7. How do you finance your films?
I personally finance them through my production company, Ron de Cana Productions, Inc. I work with extremely low-budgets surrounding the films so that I can pay cast/crew. I write stories that only require what I already own, can rent, borrow or license…If there’s something in a script outside of those parameters, it’s immediately cut and/or I change gears and go in a different direction.

8. Do you work individually as a video artist/filmmaker or do you work in a team? If you have an experience in both, what is the difference, what do you prefer?
I’ve only ever worked with teams. Even with “Touch” being literally ‘in house’, I couldn’t have accomplished it without my father, obviously, and my husband…who was running the cameras in his pajamas. 🙂

9. Who or what has a lasting influence on your film/video making?
I’ve done several projects based on my father’s writing: “A Life of Death” (2003), an anti-war film based on a poem he wrote; “Through the Pane” (2015), based on his essay about his acceptance of my mom’s passing, using nature’s rhythms as a balm for his soul; “Scrappy” (2016) based on an anecdote from his youth illustrating the bizarre and deeply entrenched gun culture in the USA; and “Touch” (2020), based on his essay about his isolation during the first part of the COVID-19 lockdown.

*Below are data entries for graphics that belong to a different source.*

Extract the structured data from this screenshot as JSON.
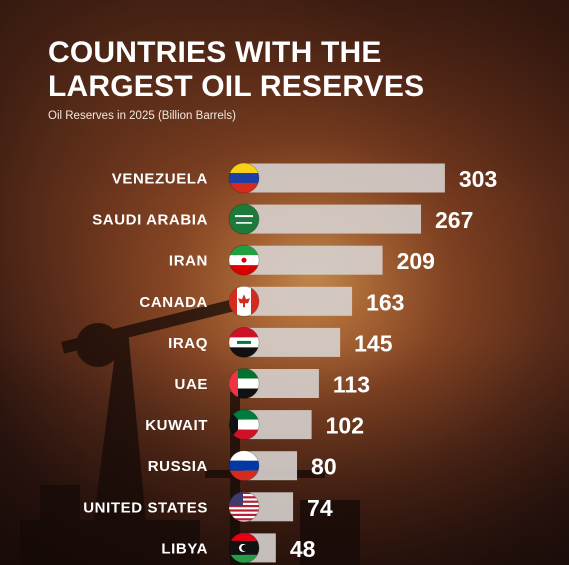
{
  "title": "COUNTRIES WITH THE LARGEST OIL RESERVES",
  "subtitle": "Oil Reserves in 2025 (Billion Barrels)",
  "chart_data": {
    "type": "bar",
    "orientation": "horizontal",
    "categories": [
      "VENEZUELA",
      "SAUDI ARABIA",
      "IRAN",
      "CANADA",
      "IRAQ",
      "UAE",
      "KUWAIT",
      "RUSSIA",
      "UNITED STATES",
      "LIBYA"
    ],
    "values": [
      303,
      267,
      209,
      163,
      145,
      113,
      102,
      80,
      74,
      48
    ],
    "flag_icons": [
      "venezuela-flag-icon",
      "saudi-arabia-flag-icon",
      "iran-flag-icon",
      "canada-flag-icon",
      "iraq-flag-icon",
      "uae-flag-icon",
      "kuwait-flag-icon",
      "russia-flag-icon",
      "united-states-flag-icon",
      "libya-flag-icon"
    ],
    "bar_color": "#d6d0cd",
    "label_color": "#ffffff",
    "grid": false,
    "legend": "none"
  }
}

10. What are your future plans or dreams as a film/video maker?
I’m currently prepping a new film called “For the Skeptical” about the danger to democracies worldwide due to conspiracy theories, disinfo, lies and the anti-science movement. In the future, I’d love to make even shorter films…commercials for things like democracy, ethics, kindness, patience, self-care, joy…things that we sadly seem to have to “sell” to people these days.